Autogenous repair for these hernias have a recurrence rate of up to 40%. For this reason, only the smallest of defects in the non-overweight patient should be repaired without mesh.9 Many of these patients, especially with the obesity epidemic, are large, and have large hernias, and are best served with a mesh-based repair. As with all ventral hernias, it is most important to have a large piece of mesh behind the defect for long-term success. This is difficult to do with these hernias with the older traditional meshes, because they require a large incision—much larger than the hernia itself—to place them behind the defect.
Until recently, the best way to get a large mesh behind the defect was by doing a laparoscopic repair, and this remains the best option for large defects. However, in the last two to three years, a good option for the majority of these hernias is the new Ventralexâ patch described in the previous section on combination meshes. This mesh is available in a small (4.3 cm) and medium (6.4 cm) size well-suited for the vast majority of epigastric and umbilical hernias.

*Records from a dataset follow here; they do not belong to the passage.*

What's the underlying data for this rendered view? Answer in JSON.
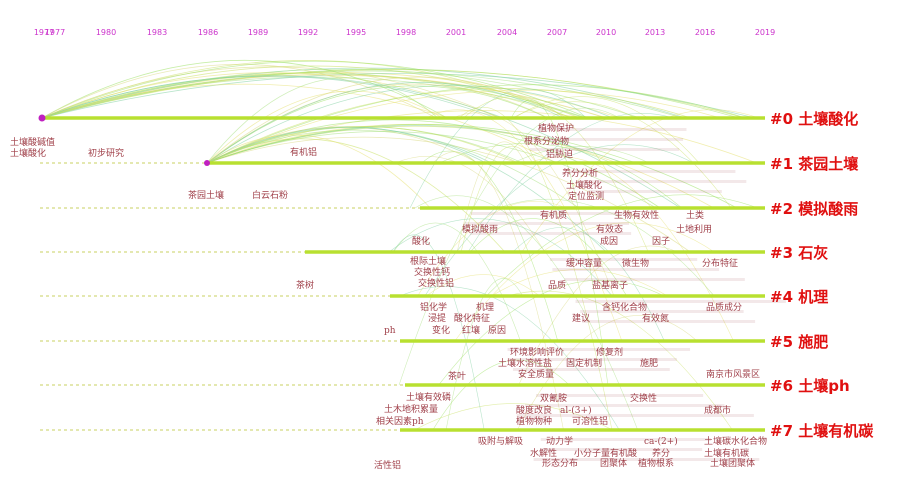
{
  "years": [
    "1977",
    "1977",
    "1980",
    "1983",
    "1986",
    "1989",
    "1992",
    "1995",
    "1998",
    "2001",
    "2004",
    "2007",
    "2010",
    "2013",
    "2016",
    "2019"
  ],
  "clusters": [
    {
      "label": "#0 土壤酸化"
    },
    {
      "label": "#1 茶园土壤"
    },
    {
      "label": "#2 模拟酸雨"
    },
    {
      "label": "#3 石灰"
    },
    {
      "label": "#4 机理"
    },
    {
      "label": "#5 施肥"
    },
    {
      "label": "#6 土壤ph"
    },
    {
      "label": "#7 土壤有机碳"
    }
  ],
  "keywords": [
    {
      "text": "土壤酸碱值"
    },
    {
      "text": "土壤酸化"
    },
    {
      "text": "初步研究"
    },
    {
      "text": "有机铝"
    },
    {
      "text": "茶园土壤"
    },
    {
      "text": "白云石粉"
    },
    {
      "text": "酸化"
    },
    {
      "text": "茶树"
    },
    {
      "text": "根际土壤"
    },
    {
      "text": "交换性钙"
    },
    {
      "text": "交换性铝"
    },
    {
      "text": "铝化学"
    },
    {
      "text": "机理"
    },
    {
      "text": "浸提"
    },
    {
      "text": "酸化特征"
    },
    {
      "text": "ph"
    },
    {
      "text": "变化"
    },
    {
      "text": "红壤"
    },
    {
      "text": "原因"
    },
    {
      "text": "茶叶"
    },
    {
      "text": "土壤有效磷"
    },
    {
      "text": "土木地积累量"
    },
    {
      "text": "相关因素ph"
    },
    {
      "text": "活性铝"
    },
    {
      "text": "植物保护"
    },
    {
      "text": "根系分泌物"
    },
    {
      "text": "铝胁迫"
    },
    {
      "text": "养分分析"
    },
    {
      "text": "土壤酸化"
    },
    {
      "text": "定位监测"
    },
    {
      "text": "模拟酸雨"
    },
    {
      "text": "有机质"
    },
    {
      "text": "生物有效性"
    },
    {
      "text": "土类"
    },
    {
      "text": "有效态"
    },
    {
      "text": "土地利用"
    },
    {
      "text": "成因"
    },
    {
      "text": "因子"
    },
    {
      "text": "缓冲容量"
    },
    {
      "text": "微生物"
    },
    {
      "text": "分布特征"
    },
    {
      "text": "品质"
    },
    {
      "text": "盐基离子"
    },
    {
      "text": "含钙化合物"
    },
    {
      "text": "品质成分"
    },
    {
      "text": "有效氮"
    },
    {
      "text": "建议"
    },
    {
      "text": "环境影响评价"
    },
    {
      "text": "修复剂"
    },
    {
      "text": "土壤水溶性盐"
    },
    {
      "text": "固定机制"
    },
    {
      "text": "施肥"
    },
    {
      "text": "安全质量"
    },
    {
      "text": "南京市风景区"
    },
    {
      "text": "双氰胺"
    },
    {
      "text": "交换性"
    },
    {
      "text": "酸度改良"
    },
    {
      "text": "al-(3+)"
    },
    {
      "text": "成都市"
    },
    {
      "text": "植物物种"
    },
    {
      "text": "可溶性铝"
    },
    {
      "text": "吸附与解吸"
    },
    {
      "text": "动力学"
    },
    {
      "text": "ca-(2+)"
    },
    {
      "text": "土壤碳水化合物"
    },
    {
      "text": "水解性"
    },
    {
      "text": "小分子量有机酸"
    },
    {
      "text": "养分"
    },
    {
      "text": "土壤有机碳"
    },
    {
      "text": "团聚体"
    },
    {
      "text": "形态分布"
    },
    {
      "text": "植物根系"
    },
    {
      "text": "土壤团聚体"
    }
  ]
}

The mesh can be placed intraperitoneally through a small incision, and results in the mesh being behind the defect with a good amount of mesh overlap beyond the hernia borders.
Our technique differs from the one suggested by the company in that the fat is dissected off the fascia to get back into good healthy fascia 3 cm-5 cm from the edge of the defect 360°. Polypropylene “U” stitches are placed at the 12, 3, 6, and 9 o’clock positions to anchor the mesh. The fascial edges are closed over the mesh to protect it from wound problems. The postoperative pain is less than the laparoscopic approach and in more than 130 repairs to date, the only complications the authors have seen are two infections that required mesh removal. The one disadvantage to the repair is that the PPM in the patch is heavy-weight PP, but it is only a small amount and we have not seen any chronic pain problems to date.